Dr. T wrote:
I would dispute this. It is not well known, I believe, although I would hope it is at least moderately well known, that when you read a data-grade CD-ROM or DVD-ROM on Mac OS X, you will with a reasonable frequency (more than 1 sector/6GB read in my experience) occasionally get a silent incorrectly read sector. Yet this is factual.
Those are optical media consisting of some clear plastic and optical film. Plus, they don't even use HFS+ so it is a bit of a moot point.
I am interested in a rate in the form of number of sector silently returned differently read to the data originally written, per amount of data written. Thanks.
In other words, what percentage of written data will be read differently? That depends on a number of factors such as age of drive, hours of use, usage conditions, environmental conditions, etc. File system used on the disk is irrelevant. All disks die eventually - some after 6 months, some after 5 years.

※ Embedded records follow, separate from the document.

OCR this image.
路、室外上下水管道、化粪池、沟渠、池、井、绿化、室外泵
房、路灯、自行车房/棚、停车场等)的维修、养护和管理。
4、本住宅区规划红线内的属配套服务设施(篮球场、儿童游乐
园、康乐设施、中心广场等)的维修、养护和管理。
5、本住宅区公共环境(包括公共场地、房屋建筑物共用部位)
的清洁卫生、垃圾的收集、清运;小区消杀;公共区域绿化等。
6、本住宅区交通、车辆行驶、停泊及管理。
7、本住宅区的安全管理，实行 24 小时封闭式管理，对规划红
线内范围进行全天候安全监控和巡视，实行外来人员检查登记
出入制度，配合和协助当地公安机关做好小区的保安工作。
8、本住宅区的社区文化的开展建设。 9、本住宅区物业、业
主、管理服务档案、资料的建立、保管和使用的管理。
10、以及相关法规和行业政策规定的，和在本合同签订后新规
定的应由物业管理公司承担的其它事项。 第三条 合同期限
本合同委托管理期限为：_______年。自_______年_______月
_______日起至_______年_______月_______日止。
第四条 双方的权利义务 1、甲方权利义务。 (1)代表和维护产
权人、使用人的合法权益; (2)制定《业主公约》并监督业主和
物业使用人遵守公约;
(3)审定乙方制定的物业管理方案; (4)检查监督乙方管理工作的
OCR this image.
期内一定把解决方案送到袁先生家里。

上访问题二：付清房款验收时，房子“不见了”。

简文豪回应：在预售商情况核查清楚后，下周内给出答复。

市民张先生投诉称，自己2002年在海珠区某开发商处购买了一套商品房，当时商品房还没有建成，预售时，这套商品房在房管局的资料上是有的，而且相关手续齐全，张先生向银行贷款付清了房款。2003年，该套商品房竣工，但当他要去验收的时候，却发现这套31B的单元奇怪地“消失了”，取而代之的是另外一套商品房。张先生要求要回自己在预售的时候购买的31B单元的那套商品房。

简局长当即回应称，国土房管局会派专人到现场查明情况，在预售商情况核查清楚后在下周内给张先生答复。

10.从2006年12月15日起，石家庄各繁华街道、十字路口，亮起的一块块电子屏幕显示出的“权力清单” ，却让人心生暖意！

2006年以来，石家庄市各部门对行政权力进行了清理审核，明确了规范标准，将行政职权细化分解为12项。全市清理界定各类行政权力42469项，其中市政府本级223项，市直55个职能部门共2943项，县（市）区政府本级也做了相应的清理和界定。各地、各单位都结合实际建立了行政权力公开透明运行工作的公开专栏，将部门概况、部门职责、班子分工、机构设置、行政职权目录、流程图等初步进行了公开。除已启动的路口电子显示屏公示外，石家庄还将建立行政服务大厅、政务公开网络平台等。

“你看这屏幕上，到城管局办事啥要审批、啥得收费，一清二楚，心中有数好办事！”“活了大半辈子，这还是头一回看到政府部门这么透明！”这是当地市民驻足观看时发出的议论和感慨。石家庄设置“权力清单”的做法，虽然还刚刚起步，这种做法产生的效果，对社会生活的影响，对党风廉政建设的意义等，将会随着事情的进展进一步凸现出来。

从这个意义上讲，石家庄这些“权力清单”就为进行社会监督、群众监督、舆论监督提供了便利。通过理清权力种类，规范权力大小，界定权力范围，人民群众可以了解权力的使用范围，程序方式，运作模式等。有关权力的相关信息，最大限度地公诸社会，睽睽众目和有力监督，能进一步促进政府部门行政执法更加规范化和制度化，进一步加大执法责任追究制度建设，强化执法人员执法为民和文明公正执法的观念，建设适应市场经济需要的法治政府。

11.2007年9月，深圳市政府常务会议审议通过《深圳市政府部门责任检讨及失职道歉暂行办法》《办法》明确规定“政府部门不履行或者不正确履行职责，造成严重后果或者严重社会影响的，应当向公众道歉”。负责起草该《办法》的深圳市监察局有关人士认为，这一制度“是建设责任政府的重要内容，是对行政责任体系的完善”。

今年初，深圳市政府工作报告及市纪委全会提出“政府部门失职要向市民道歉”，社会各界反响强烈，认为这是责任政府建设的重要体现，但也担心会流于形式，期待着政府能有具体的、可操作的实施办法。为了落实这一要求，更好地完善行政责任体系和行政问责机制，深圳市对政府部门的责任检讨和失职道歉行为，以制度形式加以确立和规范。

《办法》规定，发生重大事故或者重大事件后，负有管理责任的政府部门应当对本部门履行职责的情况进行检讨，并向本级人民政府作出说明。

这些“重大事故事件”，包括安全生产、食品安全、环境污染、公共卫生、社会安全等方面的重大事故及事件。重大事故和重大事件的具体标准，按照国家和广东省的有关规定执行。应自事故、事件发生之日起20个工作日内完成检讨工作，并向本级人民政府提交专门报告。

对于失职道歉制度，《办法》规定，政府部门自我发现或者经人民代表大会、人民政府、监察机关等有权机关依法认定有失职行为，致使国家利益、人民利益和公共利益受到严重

I run the md5sum checksum check only occasionally. The data is occasionally copied from one disk to another, but whenever I do this, I do not only check md5sum checksums, I make precautions to ensure that all data caches are flushed before running a full compare between the original and the copy. The current disk is less 2 years old, and the partition is the sole partition on that drive. The disk is a standard Western Digital server-grade drive. You may prefer buying Best Buy disks yourself, I will leave this to you.
I actually buy my disks from
Other World Computing, but they are the same drives that Best Buy sells. I've never run checksums on all my data and, frankly, I'm not going to. It isn't worth my time. If your data is critical and it
is worth your time, you need to use professional quality hardware. A single WD drive does not qualify. You need to look at a RAID, at a minimum. Tape would be good too. The professional storage systems are designed to be big, fast, and automatically recover from failures like what you have experienced. They don't come cheap and WD doesn't sell them. Look at Sun, IBM, HP, EMC, those kind of people.
I thought he meant the sort of professional-grade filesystem used in the Unix world, such as perhaps ZFS or ReiserFS, but I may be mistaken.
You can never be too sure. Ask a specific question and you'll get a specific answer.
It is a stretch to call ZFS "professional-grade". It is brand new. There is experimental support for it in 10.5 but it will be a while before it is ready for the general public. In any event, ZFS on a single drive won't be that much better than HFS+ on a single drive. It is only as good as the media. If the media has no redundancy, neither does the file system.
ReiserFS is a Linux file system, not Unix. There is a difference. It has its own set of problems. Agsin, it would be a stretch to claim ReiserFS is sigificantly different or better than any other modern file system.